Posted on 01/02/2014 1:22:39 PM PST by Lonesome in Massachussets
New Year's Eve didn't stop observer Richard Kowalski from scanning the sky for near-Earth objects (NEOs). Using the 60-inch telescope on Arizona's Mount Lemmon, he noticed a 19th-magnitude blip skimming through northern Orion in a seven-image series begun at 5:16 p.m. (1:16 Universal Time on January 1st).
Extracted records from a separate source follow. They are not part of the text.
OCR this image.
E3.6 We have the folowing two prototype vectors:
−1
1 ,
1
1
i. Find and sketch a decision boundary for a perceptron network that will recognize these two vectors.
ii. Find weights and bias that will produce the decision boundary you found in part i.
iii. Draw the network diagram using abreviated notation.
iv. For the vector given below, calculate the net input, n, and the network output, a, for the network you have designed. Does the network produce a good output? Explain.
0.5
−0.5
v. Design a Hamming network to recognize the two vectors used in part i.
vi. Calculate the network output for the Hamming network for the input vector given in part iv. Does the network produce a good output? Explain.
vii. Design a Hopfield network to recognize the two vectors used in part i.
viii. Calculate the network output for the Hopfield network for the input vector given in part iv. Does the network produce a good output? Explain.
After confirming that it was a new find, Kowalski dutifully submitted positions and times to the IAU's Minor Planet Center.
Thus did the Mount Lemmon reflector, part of the Catalina Sky Survey, discover 2014 AA, the first asteroid found this year.
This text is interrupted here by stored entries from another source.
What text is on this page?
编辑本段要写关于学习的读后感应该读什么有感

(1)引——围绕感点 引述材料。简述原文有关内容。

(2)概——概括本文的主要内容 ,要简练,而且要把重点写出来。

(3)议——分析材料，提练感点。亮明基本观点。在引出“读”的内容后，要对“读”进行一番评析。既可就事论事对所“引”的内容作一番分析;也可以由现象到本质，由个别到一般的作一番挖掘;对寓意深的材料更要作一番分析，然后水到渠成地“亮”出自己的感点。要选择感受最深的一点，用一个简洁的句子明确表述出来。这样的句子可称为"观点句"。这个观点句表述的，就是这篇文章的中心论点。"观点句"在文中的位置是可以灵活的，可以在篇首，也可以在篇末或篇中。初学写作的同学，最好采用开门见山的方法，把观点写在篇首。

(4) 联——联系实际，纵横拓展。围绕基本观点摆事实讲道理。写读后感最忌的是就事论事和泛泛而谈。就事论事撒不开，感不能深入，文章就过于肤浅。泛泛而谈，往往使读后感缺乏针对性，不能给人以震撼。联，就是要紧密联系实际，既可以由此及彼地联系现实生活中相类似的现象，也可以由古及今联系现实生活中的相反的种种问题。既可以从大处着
Impact possibilities for 2014 AA This plot shows the range of possible locations where the small asteroid 2014 AA struck Earth's atmosphere early on January 2, 2014. Bill Gray / Project Pluto But at the time neither Kowalski nor anyone else realized that the little intruder was on a collision course with Earth.
As announced by the MPC a few hours ago, it's "virtually certain" that 2014 AA hit Earth. According to calculations by dynamicist Stephen Chesley (Jet Propulsion Laboratory), the impact occurred over the Atlantic Ocean somewhere between Central America to East Africa. Chesley's "best-fit" collision is just off the coast of West Africa at roughly 2:30 UT this morning.
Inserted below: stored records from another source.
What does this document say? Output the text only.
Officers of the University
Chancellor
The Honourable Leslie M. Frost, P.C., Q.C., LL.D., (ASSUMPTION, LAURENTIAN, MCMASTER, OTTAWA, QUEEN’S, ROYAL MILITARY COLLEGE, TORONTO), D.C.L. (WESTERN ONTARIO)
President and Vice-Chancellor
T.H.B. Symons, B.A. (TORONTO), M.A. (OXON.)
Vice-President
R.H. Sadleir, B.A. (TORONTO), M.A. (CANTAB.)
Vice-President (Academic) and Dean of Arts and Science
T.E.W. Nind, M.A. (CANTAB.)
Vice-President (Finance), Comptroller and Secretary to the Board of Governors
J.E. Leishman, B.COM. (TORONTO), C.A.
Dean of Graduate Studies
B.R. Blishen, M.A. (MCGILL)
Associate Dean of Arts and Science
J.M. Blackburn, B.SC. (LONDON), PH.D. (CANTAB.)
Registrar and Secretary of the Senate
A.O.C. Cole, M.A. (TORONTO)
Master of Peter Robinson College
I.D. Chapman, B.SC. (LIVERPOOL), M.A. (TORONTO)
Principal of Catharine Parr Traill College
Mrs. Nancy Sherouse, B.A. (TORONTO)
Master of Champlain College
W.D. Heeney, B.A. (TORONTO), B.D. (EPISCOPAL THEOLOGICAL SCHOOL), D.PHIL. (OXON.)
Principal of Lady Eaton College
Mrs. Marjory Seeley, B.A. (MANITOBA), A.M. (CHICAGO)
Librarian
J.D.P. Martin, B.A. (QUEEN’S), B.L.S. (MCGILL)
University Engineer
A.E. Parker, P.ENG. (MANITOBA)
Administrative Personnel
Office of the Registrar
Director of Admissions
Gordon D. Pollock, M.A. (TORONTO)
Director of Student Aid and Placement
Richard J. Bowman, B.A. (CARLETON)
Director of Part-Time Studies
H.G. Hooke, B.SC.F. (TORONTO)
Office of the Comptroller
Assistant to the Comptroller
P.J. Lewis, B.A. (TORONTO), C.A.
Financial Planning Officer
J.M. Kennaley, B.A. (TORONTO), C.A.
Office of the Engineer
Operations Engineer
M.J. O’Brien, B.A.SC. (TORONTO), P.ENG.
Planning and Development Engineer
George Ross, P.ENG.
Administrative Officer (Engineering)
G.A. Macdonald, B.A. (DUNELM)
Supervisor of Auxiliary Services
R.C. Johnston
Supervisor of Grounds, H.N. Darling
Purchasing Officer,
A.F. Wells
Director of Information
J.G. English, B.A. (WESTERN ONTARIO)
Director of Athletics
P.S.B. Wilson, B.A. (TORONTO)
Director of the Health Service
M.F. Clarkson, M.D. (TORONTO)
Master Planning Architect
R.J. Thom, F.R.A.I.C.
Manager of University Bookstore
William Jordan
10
(Excerpt) Read more at skyandtelescope.com ...
/johnny
Thank God we were not hit by any Double-D’s.
A shame it went down in an ocean. A fragment of that thing would’ve been worth enough money to pay a whole month’s premium on Obamacare!
Not just the location, but the time. Like during the SOTUA later this month
Hmmm...The Last Policeman, anyone? (A sci-if trilogy about Earth awaiting an asteroid strike.)
Sez it probably never reached the earth’s surface. I saw an east coast fireball as I was coming home about a year ago. I saw it far off in the distance, in the early evening and thought to myself, “That looks like a meteor, but it can’t be.” Then it crossed in front of me, low above the horizon, going west to east and I thought it was a helicopter following Route 2 towards Boston, but when it was to the southeast is brightened up and disappeared. I knew what is was, and thousands of others on the east coast reported it, too.
A few years back, I was looking for Venus as a morning star, just after sunrise, and saw a distinct fireball to the southeast, but heard and saw no other reports. I may have been one of the few people to have seen that one.
We would NEVER get that lucky.
Besides, the cockroaches would all go hide in the bunker in time.
AA batteries Earth.
Whatever happened with the plan to name an asteroid after Trayvon Martin?
It was shot down.
A couple years ago, I saw a white fireball (tear drop shape) larger than a basketball land in the river a 100 feet from me. I called a star gazer friend, looked on line and think I asked the FR state board but couldn’t get any confirmation what it might have been.